An experienced nurse at Mt. Ascutney Hospital, Visser-Lynch thought she’d be able to figure things out pretty easily. “Even as a nurse and knowing the medical terminology, it’s not easy to figure out. But my doctor at the time was wonderful helping me sort everything out.” In fact, she recalls fondly how wonderful her entire medical team was. “I’ve never really been sick or had reason to be in the hospital before so this was a little scary. My whole team was so good to me and walked me through all of the decisions I had to make—the ones with a pretty clear option to choose and the ones that just came down to personal choice,” she recalls. “It was really nice to see from ‘that side’ the difference we make as nurses—how much the little things really mean. It’s one of the biggest things I carry with me now.”
The first day of chemotherapy can be stressful enough, but Visser-Lynch’s first treatment happened to fall on the day Dartmouth-Hitchcock endured an active shooter in the building. “I had my mediport accessed and was in the middle of reviewing my labs with my doctor and getting ready for infusion, and suddenly we all had to run outside. But another oncologist was able to get me back in for infusion the very next day.”
Once Visser-Lynch was settled into her chemotherapy routine, her oncologist told her about a clinical trial that she was eligible for and asked her if she’d be willing to consider it. That trial was to study different breast imaging techniques, looking for improvement over mammograms. “I asked if I had to get a mammogram and if there were any radiation downsides. He assured me no on both so I said ok, I’m in!”
Participation in the imaging trial led to more study opportunities for Visser-Lynch. After the few lymph nodes she had removed during her bi-lateral mastectomy came back positive for cancer cells, she became eligible for a trial that gave her the choice between removing the remaining lymph nodes or moving on to radiation therapy while monitoring the lymph nodes to see if the second surgery was still needed. “There was nothing that said one way was better than the other. I said to my husband, since there is no clear good or bad here, I say we flip a coin and let the study decide.” The study decided Visser-Lynch would have a full lymph node resection and then radiation.

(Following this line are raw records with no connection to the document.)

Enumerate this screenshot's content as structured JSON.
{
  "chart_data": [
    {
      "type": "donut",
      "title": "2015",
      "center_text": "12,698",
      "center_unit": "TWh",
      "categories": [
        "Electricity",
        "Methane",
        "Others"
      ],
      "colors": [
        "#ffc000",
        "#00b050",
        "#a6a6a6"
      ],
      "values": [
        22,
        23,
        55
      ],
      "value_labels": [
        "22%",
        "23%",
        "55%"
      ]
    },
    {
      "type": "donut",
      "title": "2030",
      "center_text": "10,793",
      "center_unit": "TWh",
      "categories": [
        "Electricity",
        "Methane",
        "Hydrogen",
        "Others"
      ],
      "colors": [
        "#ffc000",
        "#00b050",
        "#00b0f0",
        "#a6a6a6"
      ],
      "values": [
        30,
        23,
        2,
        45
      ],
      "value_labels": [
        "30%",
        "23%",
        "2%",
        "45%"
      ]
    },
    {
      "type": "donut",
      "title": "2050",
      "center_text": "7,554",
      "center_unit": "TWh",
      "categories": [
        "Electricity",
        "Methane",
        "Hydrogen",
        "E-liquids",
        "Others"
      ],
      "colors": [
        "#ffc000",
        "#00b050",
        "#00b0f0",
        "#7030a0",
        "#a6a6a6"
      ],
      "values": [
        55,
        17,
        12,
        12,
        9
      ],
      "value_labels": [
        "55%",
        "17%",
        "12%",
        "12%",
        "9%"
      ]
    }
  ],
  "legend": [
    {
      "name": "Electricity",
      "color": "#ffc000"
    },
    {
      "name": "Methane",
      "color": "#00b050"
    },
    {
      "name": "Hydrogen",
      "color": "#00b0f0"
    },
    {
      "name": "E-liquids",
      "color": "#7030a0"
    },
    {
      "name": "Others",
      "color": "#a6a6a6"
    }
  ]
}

Visser-Lynch is also in a study that randomizes breast cancer patients into taking a daily aspirin or not, to track rates of recurrence (the cancer coming back). “It’s a blind study so I don’t know if I’m taking aspirin or placebo. But all I do is log the date and time I take the pill. That’s it,” she says. She is also in a trial that monitors lymphedema, the swelling that can happen as a result of lymph node removal.

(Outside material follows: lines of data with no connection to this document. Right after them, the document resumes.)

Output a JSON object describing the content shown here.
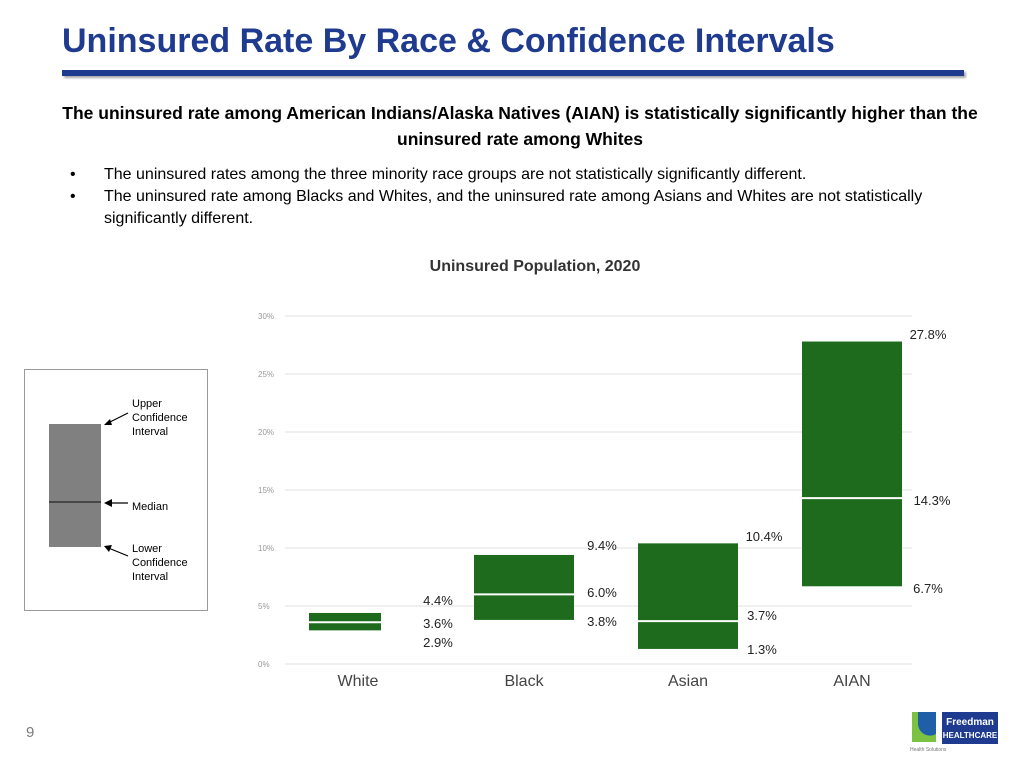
{
  "slide": {
    "title": "Uninsured Rate By Race & Confidence Intervals",
    "headline": "The uninsured rate among American Indians/Alaska Natives (AIAN) is statistically significantly higher than the uninsured rate among Whites",
    "bullets": [
      "The uninsured rates among the three minority race groups are not statistically significantly different.",
      "The uninsured rate among Blacks and Whites, and the uninsured rate among Asians and Whites are not statistically significantly different."
    ],
    "page_number": "9",
    "accent_color": "#1f3b8f"
  },
  "legend": {
    "upper": [
      "Upper",
      "Confidence",
      "Interval"
    ],
    "median": "Median",
    "lower": [
      "Lower",
      "Confidence",
      "Interval"
    ]
  },
  "logo": {
    "name": "Freedman",
    "sub": "HEALTHCARE",
    "tag": "Health Solutions"
  },
  "chart_data": {
    "type": "box",
    "title": "Uninsured Population, 2020",
    "categories": [
      "White",
      "Black",
      "Asian",
      "AIAN"
    ],
    "lower": [
      2.9,
      3.8,
      1.3,
      6.7
    ],
    "median": [
      3.6,
      6.0,
      3.7,
      14.3
    ],
    "upper": [
      4.4,
      9.4,
      10.4,
      27.8
    ],
    "lower_labels": [
      "2.9%",
      "3.8%",
      "1.3%",
      "6.7%"
    ],
    "median_labels": [
      "3.6%",
      "6.0%",
      "3.7%",
      "14.3%"
    ],
    "upper_labels": [
      "4.4%",
      "9.4%",
      "10.4%",
      "27.8%"
    ],
    "yticks": [
      "0%",
      "5%",
      "10%",
      "15%",
      "20%",
      "25%",
      "30%"
    ],
    "ylim": [
      0,
      30
    ],
    "grid": true,
    "box_color": "#1e6b1e",
    "median_color": "#ffffff"
  }
}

Not all of the studies Visser-Lynch participates in are medical treatment-oriented. Her favorite is the BeWell study, in which she works directly with a health coach who not only optimizes her diet and exercise routine, but also helps mentally with the setbacks along the way due to treatment. “I’ve really made a lot of changes in my diet, my activity and my work—life balances,” she says.

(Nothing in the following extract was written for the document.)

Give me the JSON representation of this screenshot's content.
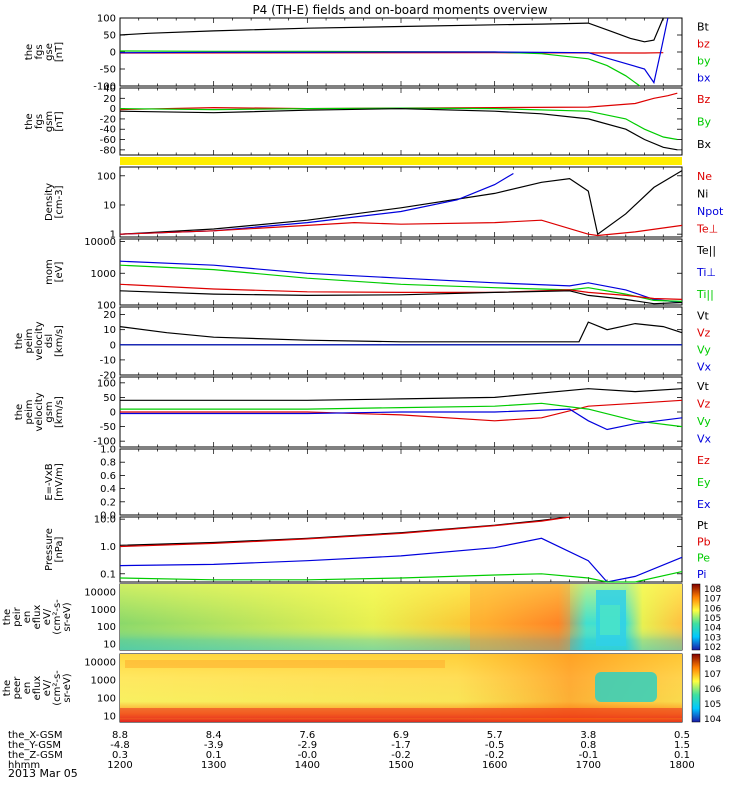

Visser-Lynch’s experiences over past couple years have formed the outlook she has on life today. “I’ve taken a new lease on not saying ‘no’ to opportunities that come my way.” For her, that included accepting a promotion at work that she likely would not have accepted in the past, and joining the new breast cancer survivors rowing team at The Prouty, an empowering experience she looks forward to again next year. She remains open new clinical trials that may come her way. “Anything we can do to make things better down the road or pay it forward, I believe in. We wouldn’t be where we are today if others hadn’t been part of studies. If joining these studies can help future patients make more informed decisions because there is research backing the choices, then it’s worth it to me.” She notes that she has never once felt uncomfortable and knew that she could always step away if she wanted to. “I also never felt that something was not a benefit either to me or to someone down the road. There was never a ‘down side’ to me. And all of the studies were coordinated into my regular appointments, so it was never a burden. Plus, knowing I’m helping others makes me feel good.”